Since we typically held power by controlling a patronage network that brooked no rival structure, some of us took up an anti-clerical stand. Many of us used our newly gained power, which was unchecked because it was extra-constitutional, to promote our own wealth and interests. At the height of caudillismo, as in Venezuela, the national army was rendered superfluous by the personal armies of us: in 1872 Venezuela's federal troops were dismissed entirely.
Durng the decades of revolution, leaders who could draw themselves bands of loyal followers could assume the title of general. We began to attain this power in the course of the South American Wars of Independence, where the militias did much of the fighting and earned a heroic reputation. We pulled a fast one and used their small armed bands to overthrow the vulnerable newly independent states in South America. Some of us were large landowners who sought to secure private interests, but more often, we started off as vigilantes keeping the local peace for the hacienda and then gaining independence of action and developed an anti-oligarchic public stance and finished by supporting an acquiescent establishment that included the Catholic Church.

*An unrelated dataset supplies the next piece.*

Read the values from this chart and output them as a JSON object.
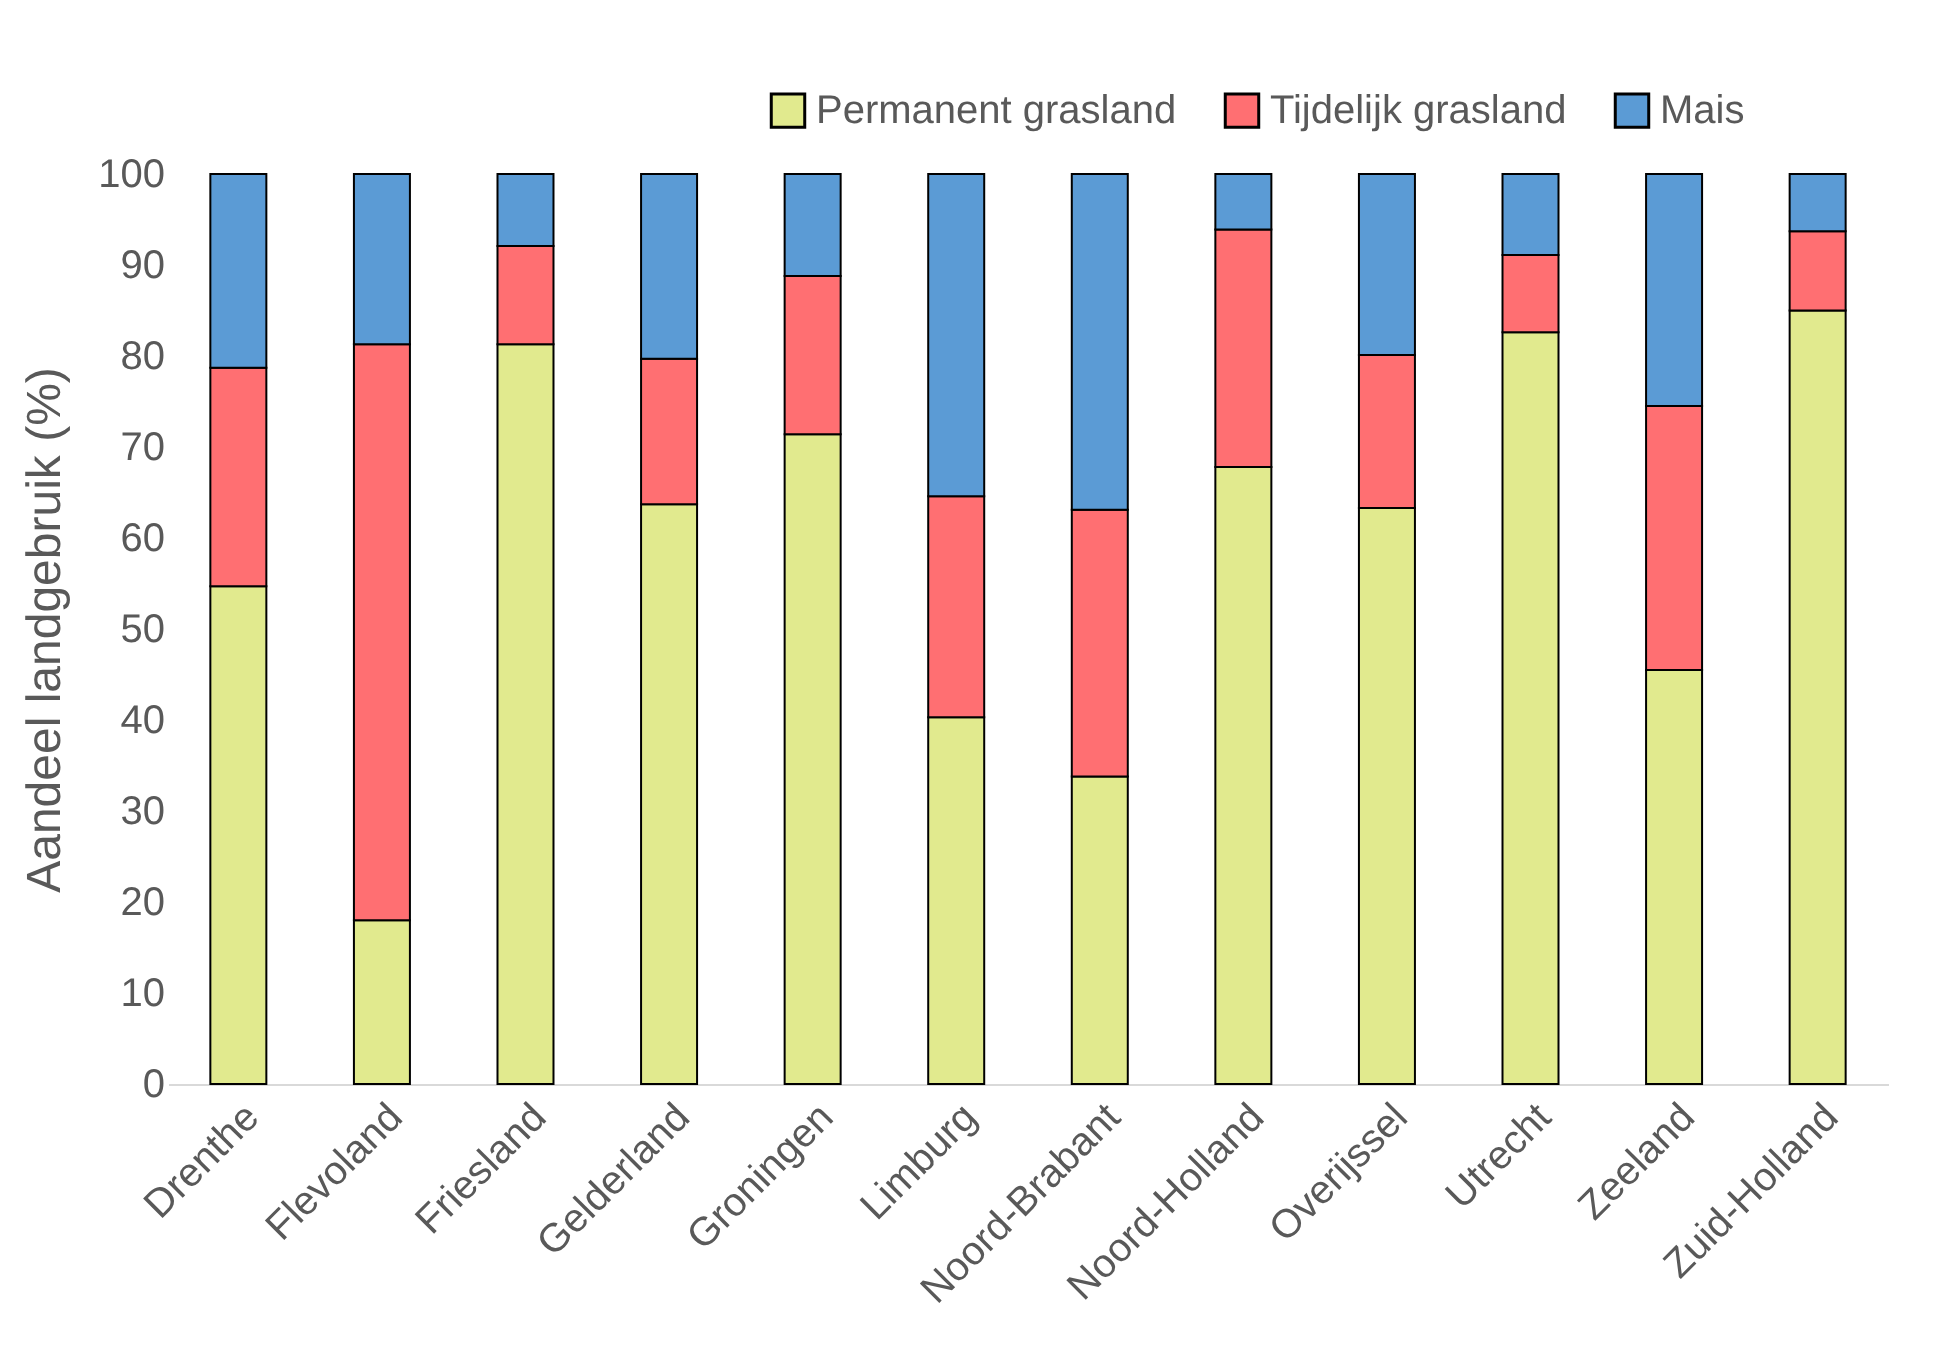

=Relgion=We were not associated with particular ideologies or political philosophies. Although we began our career by opposing the oligarchy, we almost invariably became oligarchs and rarely upset the existing social order. In power, their authority was largely unchecked. While in power with the creole elites, however, the confirmed authority was the Roman Catholic Church.


The Wall

You guys are terrible people. All we wanted to do was live normal, peaceful lives on our pampas and you had to come and take it all away. Gauchos live free, and you are taking away our freedom to further your cause. We are symbols of all that is courageous and brave, and picking on us is the wrong way to go.